Mar 12 2025 40 mins 1
This is Ashley Newby and you’re listening to The Black Studies podcast, a Mellon grant sponsored series of conversations examining the history of the field. Our conversations engage with a wide range of activists and scholars - senior figures in the field, late doctoral students, and everyone in between, culture workers, and political organizers - in order to explore the cultural and political meaning of Black Studies as an area of inquiry and its critical methods.

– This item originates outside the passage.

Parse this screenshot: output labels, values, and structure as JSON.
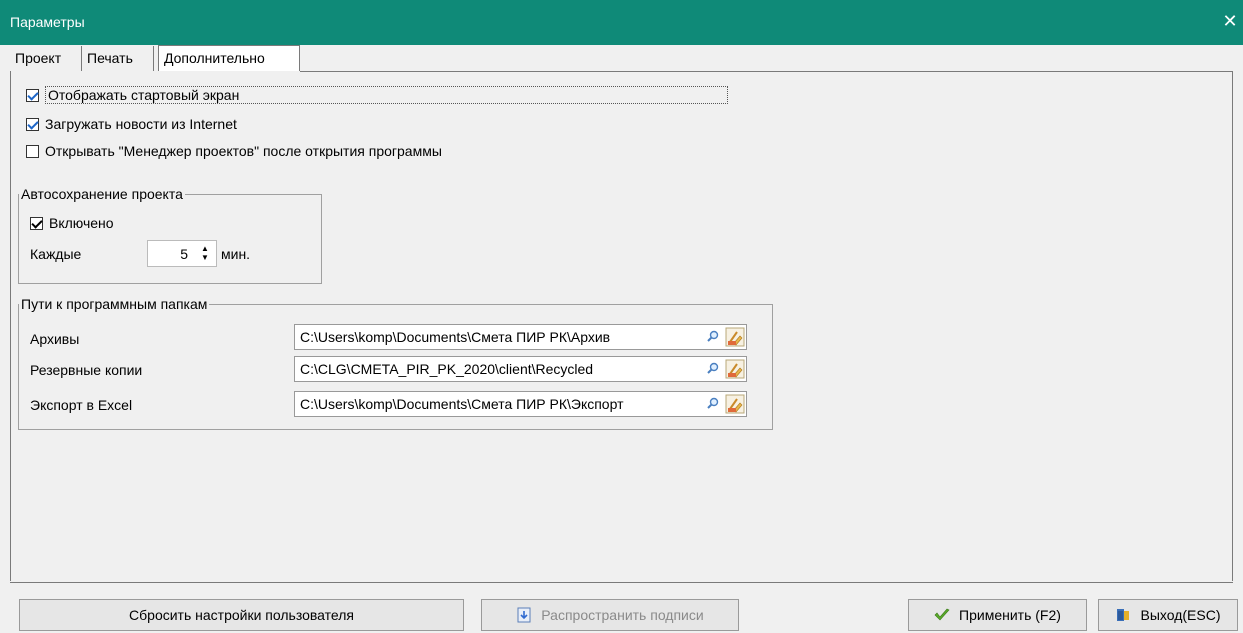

Today's discussion is with Marisa Fuentes, who teaches in the departments of History and Women's, Gender, and Sexuality Studies at Rutgers University. Her research interests are interdisciplinary and focus on histories of gender, slavery, the Caribbean and Black Atlantic worlds. Along with a number of scholarly articles and edited collections, she is the author of Dispossessed Lives: Enslaved Women, Violence, and the Archive, which won book prizes from the Association of Black Women Historians, The Berkshire Conference of Women Historians, and The Barbara T. Christian Best Humanities Book Prize from the Caribbean Studies Association. In this conversation, we discuss how Black Studies informs critical historical research, the theoretical and ethical problem of reading for silences, and how practices of careful, archive-attuned fabulation have deep and abiding impact on Black Atlantic and Black women's history.